I Hereby Banish Thee From My Co-op

Jonathan Rowe on Oct 30th 2006

Here is an article that illustrates the seemingly private tyranny of co-ops. (Hat tip.) My own thoughts are that co-ops have every right to be jerks and I wouldn’t want to live with the likes of Mr. Winthrop anyway.

The “jerk” in the article is named John Winthrop — co-op board chair in Boston — who puts the kibosh on a prospective sale of a unit. He is actually related to the original John Winthrop of Puritan Massachusetts infamy. Given his roots, he must have inherited a “jerk gene.”

They’ve got every right to exist, but I’d never want to deal with one. So I won’t. In places like New York, even multimillionaire celebrities have been turned down. From the article:

Co-ops are much more common in New York than Boston, and prospective owners are frequently rejected without knowing why. Singer Barbra Streisand, clothing designer Calvin Klein, and casino entrepreneur Steve Wynn are among those rejected by co-ops .

Filed in The Basement, The Bench

2 Responses to “I Hereby Banish Thee From My Co-op”

  1. treyon 30 Oct 2006 at 2:21 pm

    Here in San Francisco there is something similar, in a weak way, “TICs” or “Tenencies in Common”.

    THey aren’t really intentional co-ops, but the way you almost HAVE to buy a house in this city. Many, if not most, of the residential buildings in this city are multi-unit, but “condominization” which allows units to be bought/sold individually is just this side of impossible (thanks to, imho, draconian pro-tenent laws).

    So to buy a house/flat, you have to buy the entire building, more often then not, with others. You own a % of the building, not your flat. Agreements are drawn up, blah blah. Or you buy ‘into’ a TIC.

    We live in one now. It’s not fun. We can’t sell or refinance without our TIC partner’s (who all live in the 4 unit building also) approval. And you are subject to their whims and demands (don’t get me started).

    We finally finished a 6-year process of condominimizing.. yipee.

    The short of it is, I wouldn’t want to live in a co-op either really…
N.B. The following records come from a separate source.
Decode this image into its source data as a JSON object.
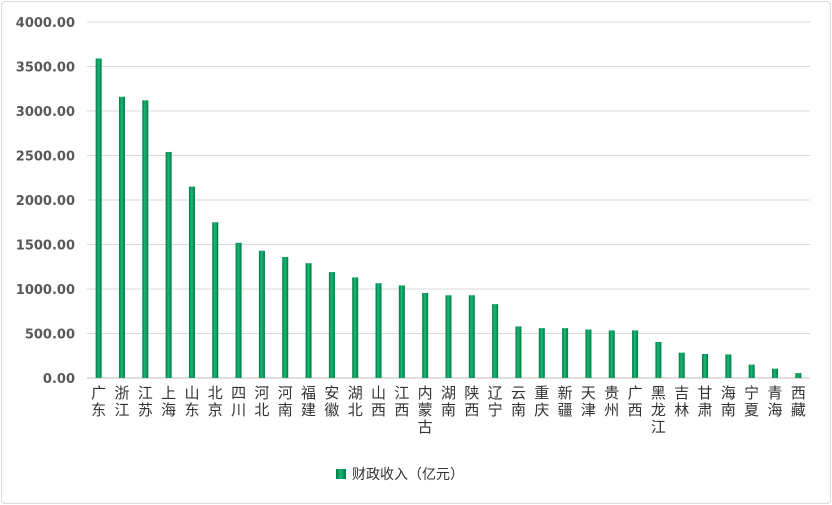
{
  "chart_data": {
    "type": "bar",
    "categories": [
      "广东",
      "浙江",
      "江苏",
      "上海",
      "山东",
      "北京",
      "四川",
      "河北",
      "河南",
      "福建",
      "安徽",
      "湖北",
      "山西",
      "江西",
      "内蒙古",
      "湖南",
      "陕西",
      "辽宁",
      "云南",
      "重庆",
      "新疆",
      "天津",
      "贵州",
      "广西",
      "黑龙江",
      "吉林",
      "甘肃",
      "海南",
      "宁夏",
      "青海",
      "西藏"
    ],
    "series": [
      {
        "name": "财政收入（亿元）",
        "values": [
          3590,
          3160,
          3120,
          2540,
          2150,
          1750,
          1520,
          1430,
          1360,
          1290,
          1190,
          1130,
          1065,
          1040,
          955,
          930,
          930,
          830,
          580,
          560,
          560,
          545,
          535,
          535,
          405,
          285,
          270,
          265,
          150,
          105,
          55
        ],
        "color": "#00a060"
      }
    ],
    "yticks": [
      "0.00",
      "500.00",
      "1000.00",
      "1500.00",
      "2000.00",
      "2500.00",
      "3000.00",
      "3500.00",
      "4000.00"
    ],
    "ylim": [
      0,
      4000
    ],
    "grid": true,
    "legend_position": "bottom"
  }
}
    but that brings me to a question. Wouldn’t these types of arrangements (citizens buying property individually or as self-selected groups and living as they want) be completely supported by libertarian principles? I see you said you believe they have the right to exist, just curious on that take on these.

  2. Jonathan Roweon 30 Oct 2006 at 4:47 pm

    If done by private agreement, they are entirely consistent with libertarianism and thus should be allowed.